The Oxford Handbook of Ralph Waldo Emerson is the most expansive collection of critical essays on Emerson to date, a survey that approaches Emerson from the vantages of climate change, racial justice, print culture, the digital humanities, the new religious studies, hemispheric American Studies, health humanities, and affect theory among other critical perspectives. Curated between a forward by editor Christopher Hanlon--who makes the case for a capacious and contemporary Emerson--and Cornel West--the activist-scholar whose influential work on Emerson merges with a career of advocacy for economic and racial justice?this collection assesses the history and state of Emerson scholarship while charting pathways for new work on this most essential American writer. Comprised of new works by leading figures in nineteenth-century Americanist literary studies, the volume suggests directions into underexamined facets of Emerson's writing, life, and reputation. From Emerson's engagements with energy infrastructure and the processes of extraction that undergirded the locomotives he rode and the energy economies he sometimes extolled; to the vicissitudes of age he experienced alongside the romantic tropes of youthful vigour he both re-circulated and re-tooled; to Emerson's poetry, both in its philosophical formulations and in its reflections of the material circumstances of nineteenth-century print culture; to Emerson's resonance beyond the United States, elsewhere in the western hemisphere; to the Black press and its refractions of Emersonian transcendentalism in the midst of ante- and post-bellum justice struggles; to the legacies of Emerson to be found in the writings of W.E.B. Du Bois, James Baldwin, Rachel Carson, and in the versions of ?Emerson? to be found in children's literature; to his often-fraught and often-fruitful engagements with reform movements of various sorts; to the prospects for digital processes of re-reading Emerson and his contemporaries' styles of textual production and engagement, The Oxford Handbook of Ralph Waldo Emerson is a necessary resource for students, scholars, and general readers committed to the study of Emerson, transcendentalism, and current critical approaches to United States literature.
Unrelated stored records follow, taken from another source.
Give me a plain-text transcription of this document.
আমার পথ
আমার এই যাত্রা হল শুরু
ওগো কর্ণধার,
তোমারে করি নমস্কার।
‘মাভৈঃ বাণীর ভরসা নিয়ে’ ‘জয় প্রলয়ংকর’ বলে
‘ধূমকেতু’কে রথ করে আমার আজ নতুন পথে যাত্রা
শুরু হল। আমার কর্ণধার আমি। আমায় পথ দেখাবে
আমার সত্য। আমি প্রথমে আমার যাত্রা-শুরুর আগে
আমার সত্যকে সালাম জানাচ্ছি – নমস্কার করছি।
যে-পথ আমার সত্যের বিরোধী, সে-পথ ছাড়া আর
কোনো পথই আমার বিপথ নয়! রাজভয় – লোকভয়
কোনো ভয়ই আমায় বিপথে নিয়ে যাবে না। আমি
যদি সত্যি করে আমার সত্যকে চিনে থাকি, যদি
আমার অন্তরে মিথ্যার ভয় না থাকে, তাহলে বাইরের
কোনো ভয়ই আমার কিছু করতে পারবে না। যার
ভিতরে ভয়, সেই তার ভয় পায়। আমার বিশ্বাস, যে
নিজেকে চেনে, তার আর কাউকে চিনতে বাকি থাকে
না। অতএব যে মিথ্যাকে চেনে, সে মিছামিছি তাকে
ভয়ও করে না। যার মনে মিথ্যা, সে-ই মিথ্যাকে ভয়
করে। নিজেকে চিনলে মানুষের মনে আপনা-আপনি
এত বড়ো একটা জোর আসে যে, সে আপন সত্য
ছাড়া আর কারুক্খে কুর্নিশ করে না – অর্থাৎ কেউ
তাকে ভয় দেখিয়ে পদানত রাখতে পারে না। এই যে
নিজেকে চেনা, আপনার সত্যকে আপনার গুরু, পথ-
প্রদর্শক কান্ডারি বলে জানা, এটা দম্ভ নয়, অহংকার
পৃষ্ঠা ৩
New Directions in Rhetoric and Religion

New Directions in Rhetoric and Religion
Title New Directions in Rhetoric and Religion PDF eBook
Author James W. Vining
Publisher Rowman & Littlefield
Total Pages 299
Release 2021-08-10
Genre Language Arts & Disciplines
ISBN 1793622833

Download New Directions in Rhetoric and Religion Book in PDF, Epub and Kindle

New Directions in Rhetoric and Religion reflects the complex and fluid natures of religion, rhetoric, and public life in our globalized, digital, and politically polarized world by bringing together a diverse group of rhetorical scholars to provide a comprehensive and forward-looking collection on rhetoric and religion. This volume addresses these topics in three separate sections: 1. Rhetorics of religion at work in public activism, 2. Rhetorics of religion in contemporary public discourse, and 3. Ways that rhetoric scholars study religion. Scholars of rhetoric, religion, and social sciences will find this book particularly interesting.